Pero siempre permanece Kadosh, consagrado por Dios. Una segunda opción sería que la condición de Kadosh fuera el resultado de la conducta ejemplar del pueblo hebreo. El pueblo es Kadosh, o tal vez adquiere Kedushá, cuando cumple con los imperativos anteriormente enumerados y pierde esa condición cuando se aleja de las normas exigidas. O sea que la condición de Kadosh es temporal, una función del comportamiento humano. Un adjetivo y no un sustantivo. Visto de otra manera, el apelativo de Kadosh lo otorga Dios o es una condición que el pueblo obtuvo por su comportamiento ético. Si Dios otorga este calificativo, quiere decir que el pueblo hebreo le pertenece y, por ello, le encomendó observar las Mitsvot. De acuerdo con el Méshej Jojmá (Rabí Meir Simjá de Dvinsk), el pueblo hebreo recibió la Kedushá en el monte Sinaí.

El Midrash, en cambio, sugiere que la Kedushá de Dios es totalmente independiente de la Kedushá del pueblo hebreo. Dios es siempre Kadosh, mientras que la Kedushá del pueblo hebreo es una función de su apego a las Mitsvot. Shabat es un día Kadosh y cuando el hebreo observa las leyes de este día adquiere más Kedushá. O sea que la Kedushá no es el resultado de un encuentro trascendental entre el pueblo y Dios en el Sinaí, sino que es un proceso que evoluciona constantemente de acuerdo con la práctica de la ley enunciada en el Sinaí.

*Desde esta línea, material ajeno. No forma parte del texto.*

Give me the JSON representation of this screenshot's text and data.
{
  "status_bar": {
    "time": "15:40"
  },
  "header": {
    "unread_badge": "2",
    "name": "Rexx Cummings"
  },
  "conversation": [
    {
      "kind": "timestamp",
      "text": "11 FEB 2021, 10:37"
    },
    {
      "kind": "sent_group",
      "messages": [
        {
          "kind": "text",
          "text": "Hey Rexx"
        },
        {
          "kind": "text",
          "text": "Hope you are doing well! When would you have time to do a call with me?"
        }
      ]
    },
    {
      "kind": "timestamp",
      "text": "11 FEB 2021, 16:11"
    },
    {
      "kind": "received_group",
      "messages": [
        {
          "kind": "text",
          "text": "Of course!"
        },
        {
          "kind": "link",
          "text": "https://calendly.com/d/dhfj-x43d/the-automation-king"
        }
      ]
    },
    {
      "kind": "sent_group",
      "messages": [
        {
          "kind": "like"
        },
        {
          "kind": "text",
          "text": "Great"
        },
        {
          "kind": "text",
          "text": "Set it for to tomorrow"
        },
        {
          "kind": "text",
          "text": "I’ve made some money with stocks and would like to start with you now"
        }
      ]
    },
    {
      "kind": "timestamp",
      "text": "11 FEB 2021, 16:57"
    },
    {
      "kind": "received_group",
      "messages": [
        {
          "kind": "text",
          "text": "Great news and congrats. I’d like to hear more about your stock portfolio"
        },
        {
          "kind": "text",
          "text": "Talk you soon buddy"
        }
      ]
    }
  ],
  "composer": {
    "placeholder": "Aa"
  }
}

Mi maestro Joseph B. Soloveitchik se inclina por esta segunda posición y afirma que el pueblo hebreo produce, engendra la Kedushá a través de su comportamiento. Raphael Yarhi cita a Malbim, quien diferenció entre Am Segulá, un pueblo elegido y Goi Kadosh, la nación consagrada.

De acuerdo con Malbim, Dios escogió al pueblo hebreo y lo convirtió en Am Segulá, pero el pueblo se elevó a sí mismo para ser Goi Kadosh. Y a través de esta Kedushá, el pueblo santifica a Dios, de tal manera que la Kedushá de Dios es una función de la Kedushá del pueblo. Eso quiere decir Kidush HaShem, la santificación del Nombre de Dios. Un acto de Kedushá del individuo produce el Kidush HaShem, la santificación de Dios. De esta manera se acentúa la relación entre la persona y Dios. Dios tiene influencia sobre la persona, pero la persona también deja un huella sobre Dios, “intensifica” la Kedushá de Dios a través de sus actos terrenales.